U.S. Rep. Patrick McHenry, a Republican from Cherryville, told last May that Republicans would draw lines that add another Black member to the congressional delegation while making it difficult for white Democrats to win.

Cobb said McHenry’s prediction has come true in a way.  “The Republicans are trying to pack Democrats into fewer districts so the rest of the districts are more Republican so it’s a disingenuous ploy to say it’s trying to help Black voters in the spirit of the Voting Rights Act because that’s clearly not what McHenry has in mind,” he said.

U.S. Rep. Mel Watt, a Charlotte Democrat who represents the 12th Congressional District, said Republicans’ desire to gain partisan advantage has led them to violate “both the letter and spirit of the Voting Rights Act.”

“It represents a disappointing effort by the Republicans to dilute and minimize political influence of African-American voters in the Piedmont by packing all of them into the 12th District so none of them have influence in adjoining districts,” he said in a statement. “It also represents a sinister Republican effort to use African Americans as pawns in their effort to gain partisan, political gains in Congress.”

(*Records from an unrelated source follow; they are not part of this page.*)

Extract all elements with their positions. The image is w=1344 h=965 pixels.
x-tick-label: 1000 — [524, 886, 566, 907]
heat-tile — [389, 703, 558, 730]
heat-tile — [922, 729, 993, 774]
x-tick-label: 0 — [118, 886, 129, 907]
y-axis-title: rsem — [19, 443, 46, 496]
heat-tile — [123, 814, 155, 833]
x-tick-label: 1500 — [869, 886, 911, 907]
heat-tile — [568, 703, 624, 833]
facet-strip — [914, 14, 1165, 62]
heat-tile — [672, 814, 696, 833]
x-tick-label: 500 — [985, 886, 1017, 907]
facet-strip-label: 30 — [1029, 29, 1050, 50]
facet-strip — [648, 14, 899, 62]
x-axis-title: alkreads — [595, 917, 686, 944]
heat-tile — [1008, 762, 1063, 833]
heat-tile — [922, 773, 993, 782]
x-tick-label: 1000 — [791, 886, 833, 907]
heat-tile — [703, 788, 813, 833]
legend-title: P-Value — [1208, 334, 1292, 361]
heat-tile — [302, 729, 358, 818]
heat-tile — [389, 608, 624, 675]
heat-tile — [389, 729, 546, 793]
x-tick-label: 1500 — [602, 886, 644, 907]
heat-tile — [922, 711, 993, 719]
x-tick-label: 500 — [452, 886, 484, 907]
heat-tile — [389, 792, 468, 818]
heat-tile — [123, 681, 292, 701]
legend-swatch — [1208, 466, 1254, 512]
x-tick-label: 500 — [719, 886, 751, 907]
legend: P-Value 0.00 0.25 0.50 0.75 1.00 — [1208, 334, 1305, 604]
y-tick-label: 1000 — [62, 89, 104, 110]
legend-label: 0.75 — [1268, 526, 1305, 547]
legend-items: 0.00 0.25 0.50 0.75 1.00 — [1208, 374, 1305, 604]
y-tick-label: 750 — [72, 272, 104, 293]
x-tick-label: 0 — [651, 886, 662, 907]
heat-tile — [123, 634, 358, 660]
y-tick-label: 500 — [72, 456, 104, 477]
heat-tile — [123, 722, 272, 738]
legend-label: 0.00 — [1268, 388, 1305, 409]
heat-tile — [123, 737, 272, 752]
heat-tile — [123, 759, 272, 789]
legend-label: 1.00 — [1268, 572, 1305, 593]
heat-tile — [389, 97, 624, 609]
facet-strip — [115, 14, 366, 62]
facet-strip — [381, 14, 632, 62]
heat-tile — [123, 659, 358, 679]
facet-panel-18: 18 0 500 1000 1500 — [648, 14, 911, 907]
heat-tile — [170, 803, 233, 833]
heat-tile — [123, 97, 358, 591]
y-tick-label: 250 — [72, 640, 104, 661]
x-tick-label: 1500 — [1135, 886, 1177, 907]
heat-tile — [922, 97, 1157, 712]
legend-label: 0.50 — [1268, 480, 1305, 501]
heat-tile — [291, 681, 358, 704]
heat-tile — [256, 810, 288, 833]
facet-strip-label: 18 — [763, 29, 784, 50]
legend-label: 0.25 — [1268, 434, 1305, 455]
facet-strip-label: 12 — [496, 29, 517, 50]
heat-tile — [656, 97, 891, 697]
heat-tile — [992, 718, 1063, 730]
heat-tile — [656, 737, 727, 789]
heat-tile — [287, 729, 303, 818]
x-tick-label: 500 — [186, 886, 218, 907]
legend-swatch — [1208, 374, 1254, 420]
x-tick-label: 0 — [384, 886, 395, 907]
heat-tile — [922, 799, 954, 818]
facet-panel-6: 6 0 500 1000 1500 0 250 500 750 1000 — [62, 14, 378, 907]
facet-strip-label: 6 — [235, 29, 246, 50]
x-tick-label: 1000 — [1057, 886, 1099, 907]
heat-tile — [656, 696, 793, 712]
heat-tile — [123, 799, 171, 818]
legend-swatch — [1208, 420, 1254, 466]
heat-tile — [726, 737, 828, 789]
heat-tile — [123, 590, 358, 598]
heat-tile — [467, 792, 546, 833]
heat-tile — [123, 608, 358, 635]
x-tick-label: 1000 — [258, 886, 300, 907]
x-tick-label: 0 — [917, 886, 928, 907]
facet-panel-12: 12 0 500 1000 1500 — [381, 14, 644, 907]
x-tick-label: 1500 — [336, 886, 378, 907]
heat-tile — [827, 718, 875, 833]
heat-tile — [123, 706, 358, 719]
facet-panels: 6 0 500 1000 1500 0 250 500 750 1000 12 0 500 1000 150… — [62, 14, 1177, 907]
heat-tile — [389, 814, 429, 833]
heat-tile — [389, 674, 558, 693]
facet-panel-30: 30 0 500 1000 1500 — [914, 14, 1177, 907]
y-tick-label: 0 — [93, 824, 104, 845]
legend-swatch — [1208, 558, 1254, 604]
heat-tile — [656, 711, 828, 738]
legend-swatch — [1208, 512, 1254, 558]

Irving Joyner, a N.C. Central University professor and state NAACP Legal redress chair, agrees. “If enacted, this Republican plan will bleach all of the color out of the districts from which they seek to elect their members,” he said in an email.  “My reading of court decisions, which interpret the Voting Rights Acts, says that this map is illegal.”

He continued: “What the Republicans are attempting to do is an abuse of power and, if successful, will create a ‘separate and unequal’ political landscape in which minorities will be allowed to sit in the room with political decision-makers, but will not be at the table with positions of power and influence.  The districts in which African-Americans will be stacked and packed are the 1st (G.K. Butterfield), 4th (David Price) and 12th (Watt).  Once this map is enacted, it is going to end up in litigation.  The Republicans already plan to seek pre-clearance of the districts from the United States Court of Appeals for the District of Columbia.  Once that occurs, a motion to intervene will likely be filed on behalf of several civil rights organizations.”

Rucho said lawmakers plan to send the final maps to both the courts and the justice department for approval around Aug. 1.

“We’re trying to follow the letter of the law with the Voting Rights Act and draw fair and legal districts, where voters will have a chance to choose a candidate of their choice,” he said.  “People who are claiming packing or claiming racial gerrymandering they are not reading the law the way it is written.”

Davis added: “I really don’t think there’s a violation of the Voting Rights Act.  I go back to the people that were a part of the inner circle of this, the first opportunity for Republicans to do this in over 100 years.  Those are smart attorneys who know their worst nightmare is for that issue to be litigated successfully, so I believe they would have gone out of their way to make sure there were no voting rights violations.”


Republican lawmakers drew this proposed map of North Carolina's 13 congressional districts. Democrats and civil rights advocates say the districts, which could give the GOP control of as many as 10 seats in the U.S. House of Representatives, dilute the influence of minority voters.